There’s a moment in ECHO, Iranian playwright Nassim Soleimanpour’s latest theatrical experiment, when the actor on stage is reading a monologue about migration and it flirts with the idea of migration being a natural force of the universe. The big bang happened and then rapid expansion and every particle, every atom has been on the move away from the centre of the universe ever since then. It’s a beautiful image, conjuring thoughts of travelling versus stasis. Exploration versus staying ignorant. It’s potent but it belies the fact that several ructions of the current world are centred on displacement and forced migration, asylum seekers denied a place in a second or third country and some Green Card holders being disappeared from America.
Soleimanpour’s
2010 play, White Rabbit Red Rabbit, was performed across the world,
while the playwright remained living in Iran, unable to leave the country,
after refusing military service. That work, like this new one, was modelled
around the conceit of an actor coming on stage without ever having read the
script. But the real thrill was the idea that the writer, in some senses, escaped
Iran by sending his work out to the world. He was able to defy the stringent
rules of an oppressive government.
It was
powerful to know the work was being produced all over the world over a period
of a couple of years. It was connecting him to the world, us to him and like
any playwright, his work was alive without him being there. It’s a thrill to
know an audience somewhere outside of your town or state or country is listening
to your words and you’re not along for the ride.

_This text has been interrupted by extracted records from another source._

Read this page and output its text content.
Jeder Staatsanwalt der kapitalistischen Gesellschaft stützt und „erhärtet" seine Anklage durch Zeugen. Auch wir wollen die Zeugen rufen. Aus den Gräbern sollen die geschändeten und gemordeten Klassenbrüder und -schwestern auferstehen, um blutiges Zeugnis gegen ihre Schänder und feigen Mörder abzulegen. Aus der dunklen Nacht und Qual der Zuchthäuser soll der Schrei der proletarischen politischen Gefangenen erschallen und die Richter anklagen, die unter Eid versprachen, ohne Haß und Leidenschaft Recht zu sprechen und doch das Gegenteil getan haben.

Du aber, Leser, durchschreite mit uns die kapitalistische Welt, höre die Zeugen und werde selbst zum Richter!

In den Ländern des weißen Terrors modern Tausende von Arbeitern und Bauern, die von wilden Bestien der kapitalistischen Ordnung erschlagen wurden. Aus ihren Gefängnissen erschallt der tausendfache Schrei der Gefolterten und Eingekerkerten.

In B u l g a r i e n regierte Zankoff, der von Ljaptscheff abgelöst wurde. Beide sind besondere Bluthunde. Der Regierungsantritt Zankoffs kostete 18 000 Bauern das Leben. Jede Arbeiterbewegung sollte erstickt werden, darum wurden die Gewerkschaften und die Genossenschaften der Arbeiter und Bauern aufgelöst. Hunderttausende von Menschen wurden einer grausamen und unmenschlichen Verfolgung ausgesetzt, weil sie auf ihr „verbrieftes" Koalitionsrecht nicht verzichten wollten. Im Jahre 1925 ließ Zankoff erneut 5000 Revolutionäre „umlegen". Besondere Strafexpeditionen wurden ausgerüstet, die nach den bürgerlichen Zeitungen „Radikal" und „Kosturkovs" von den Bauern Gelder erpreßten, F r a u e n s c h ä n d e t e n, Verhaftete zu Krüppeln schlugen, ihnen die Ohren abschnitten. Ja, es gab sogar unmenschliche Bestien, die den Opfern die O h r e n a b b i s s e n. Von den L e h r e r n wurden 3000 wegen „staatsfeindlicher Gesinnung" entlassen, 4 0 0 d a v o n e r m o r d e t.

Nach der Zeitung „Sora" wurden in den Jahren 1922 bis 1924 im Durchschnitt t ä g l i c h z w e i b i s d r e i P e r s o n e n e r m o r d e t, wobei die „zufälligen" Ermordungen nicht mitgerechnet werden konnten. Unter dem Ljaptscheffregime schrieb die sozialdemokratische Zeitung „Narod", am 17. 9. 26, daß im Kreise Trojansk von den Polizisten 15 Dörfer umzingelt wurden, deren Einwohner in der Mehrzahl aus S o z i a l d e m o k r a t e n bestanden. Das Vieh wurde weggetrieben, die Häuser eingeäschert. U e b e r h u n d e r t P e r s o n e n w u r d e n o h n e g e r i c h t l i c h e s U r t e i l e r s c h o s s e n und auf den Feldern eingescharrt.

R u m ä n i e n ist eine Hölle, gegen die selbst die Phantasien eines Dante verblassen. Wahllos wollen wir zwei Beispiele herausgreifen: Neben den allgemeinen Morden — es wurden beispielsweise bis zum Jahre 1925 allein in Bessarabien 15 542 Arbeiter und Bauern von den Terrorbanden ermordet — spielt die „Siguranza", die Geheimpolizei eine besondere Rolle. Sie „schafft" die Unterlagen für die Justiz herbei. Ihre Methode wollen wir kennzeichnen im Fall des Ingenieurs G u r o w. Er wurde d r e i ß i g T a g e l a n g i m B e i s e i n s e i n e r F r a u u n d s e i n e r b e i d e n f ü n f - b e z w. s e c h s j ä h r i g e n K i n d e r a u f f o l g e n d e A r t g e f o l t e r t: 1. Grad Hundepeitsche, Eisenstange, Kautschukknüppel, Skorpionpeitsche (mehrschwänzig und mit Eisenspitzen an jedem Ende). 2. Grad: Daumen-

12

ECHO mixes things up, folding in new
theatrical trickery, like digital projection and pre-recorded footage and live
streaming. The creators of the work would prefer I give as little away as
possible, because the joy of this work is in the reveals. It is clever in the
way things thread together and the present intersects with the past and
distance becomes a kind of fiction. Theatre connects us all, right? If we are
separated by time or distance or knowledge or ideology, theatre can be a
bridge.
Every night
there’s a new actor. For opening night, Ben Lawson was the performer jumping in
with both feet for a cold-read in front of the Malthouse Theatre audience. I’ve
seen Lawson recently in the Binge mini-series Mix Tape and he’s done a
lot of film and television in America since he was on Neighbours twenty
years ago. He was dry-mouthed nervous early on and while he was following a
script (sometimes on the screens in front of him, sometimes in an earpiece) and
under direction (in the earpiece), he was notably thrown by needing to improvise
sometimes.
The most alive moments for me were very explicitly about Soleimanpour’s relationship with his home country of Iran and the immigrant experience. He’s living in Berlin and has a German passport. His and his wife's parents are still in Iran, but going back and forth still isn't easy.
There’s
a scene in ECHO which replicates dealing with passport control in Iran,
where Lawson is in the place of Soleimanpour – interrogated and isolated. A
more specifically fraught moment on this particular night was when the actor
was asked if he would ever visit Iran. It’s a tricky question to answer right
now and Lawson being lost for words created a real palpable tension in the
room. But he lives in New York and living in America is tricky right now, too.
There is
some real magic in Derek Richards’ video and production design, beautiful
images of landscapes and the night sky and the universe cast across the stage
and Lawson’s face. Anna Clock’s sound design helps to keep the tension up and
elucidate the wonder of the imagery the production plays with.
A recent
production of ECHO at the Royal Court Theatre in London featured
performers like Dominic West and Daniel Kaluuya and Juliet Stevenson. The
Melbourne season will treat audiences to appearances from Nadine Garner and
David Campbell, along with journalist Stan Grant and We Used to Be Journos' Jan Fran. Each one of them will bring
a different energy to proceedings, no doubt.
I am fully
on board with the notion that theatre can connect us, that it reaches across
time and space and finds a way to cheat both. I believe what we
have in common outweighs our differences; though this idea is becoming harder and
harder to hold as truth. I believe travel and experience and learning about
other people’s lives and cultures enriches us all, absolutely. The more we
understand each other, the better off we’ll be.
ECHO imparts these ideas in ways that
are both lyrical and heavy-handed. Trying to replicate the experience of the
migrant or migration in a piece that puts the actor at a disadvantage – a stranger
in a not-so-strange land, is an interesting concept that doesn’t quite cohere.
I imagine a
more seasoned theatre performer (Lawson’s bio tells me he hasn’t been on stage
for 19 years), who is open to playing and trying things out and isn’t shy about
improvisation, might have elevated my experience. But so much of the production and its conception is driven by interesting ideas that rarely get to the heart of the matter.